Prince Yarvi has vowed to regain a throne he never wanted. But first he must survive cruelty, chains, and the bitter waters of the Shattered Sea. And he must do it all with only one good hand.

 The deceived will become the deceiver.

Born a weakling in the eyes of his father, Yarvi is alone in a world where a strong arm and a cold heart rule. He cannot grip a shield or swing an axe, so he must sharpen his mind to a deadly edge.

The betrayed will become the betrayer.

Gathering a strange fellowship of the outcast and the lost, he finds they can do more to help him become the man he needs to be than any court of nobles could.

Will the usurped become the usurper?

But even with loyal friends at his side, Yarvi finds his path may end as it began - in twists, and traps, and tragedy.


My thoughts:

I love the niche that Joe Abercrombie has found and is filling superbly.  Game of Thrones and many other fantasy novels are widely popular but they are definitely something that I wouldn't want my boys reading (and definitely not watching) when they are YA age. Half a King is superbly written, well-crafted and is filled with addicting characters.  What I liked was that while there were battles and death, it lacked the over-the-top graphic battle and sex scenes that some fantasy novels have and was the perfect length at under 400 pages.  Often there are some interesting series or trilogies out there but the massive chunksters can turn me off.  A master storyteller can accomplish create a world, populate it with fascinating people and characters, and a compelling story that makes you eager for the next book to come out without making it a massive tome.
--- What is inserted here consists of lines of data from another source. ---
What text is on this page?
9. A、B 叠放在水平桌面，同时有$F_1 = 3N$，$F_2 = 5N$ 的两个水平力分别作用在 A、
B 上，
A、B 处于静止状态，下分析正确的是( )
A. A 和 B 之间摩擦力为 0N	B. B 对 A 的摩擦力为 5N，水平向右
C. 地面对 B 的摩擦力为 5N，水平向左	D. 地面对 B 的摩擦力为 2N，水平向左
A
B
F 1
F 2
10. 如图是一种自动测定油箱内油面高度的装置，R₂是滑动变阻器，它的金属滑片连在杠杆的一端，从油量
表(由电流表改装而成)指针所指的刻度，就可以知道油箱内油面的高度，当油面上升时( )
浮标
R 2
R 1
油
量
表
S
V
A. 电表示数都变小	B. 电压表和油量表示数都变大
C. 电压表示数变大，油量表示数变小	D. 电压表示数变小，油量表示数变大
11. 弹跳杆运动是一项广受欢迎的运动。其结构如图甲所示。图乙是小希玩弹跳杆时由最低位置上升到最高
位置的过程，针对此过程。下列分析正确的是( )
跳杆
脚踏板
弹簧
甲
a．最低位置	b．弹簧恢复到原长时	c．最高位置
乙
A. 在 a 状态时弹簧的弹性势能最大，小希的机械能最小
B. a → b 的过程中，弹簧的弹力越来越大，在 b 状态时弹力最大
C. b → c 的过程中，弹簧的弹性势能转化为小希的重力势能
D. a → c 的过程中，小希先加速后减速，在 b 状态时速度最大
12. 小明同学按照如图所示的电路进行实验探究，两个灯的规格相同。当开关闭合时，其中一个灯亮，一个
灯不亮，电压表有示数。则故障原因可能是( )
If you are not used to reading fantasy novels, Half a King would be a great introduction to the genre. The story is shown through Yarvi's eyes and is centered around his "coming of age" journey from younger inept brother suddenly thrust into becoming a king.  Yarvi was born with one hand partially formed and was constantly told he was not a whole man. His older brother was destined to become king.  Fate threw him onto the throne he did not want and into avenging the deaths of his father and brother. I love books where circumstances thrust a young character into growing up. It reminds me of Treasure Island or Silver. It's also reminiscent of Game in Thrones only in the fact that the world isn't too far off from our Middle Age past. I would have loved to have a map included in my galley edition and hope there is one in the hard cover version.  I am looking forward to book #2 whenever it comes out. In the meantime I will be checking out Abercromie's other acclaimed books.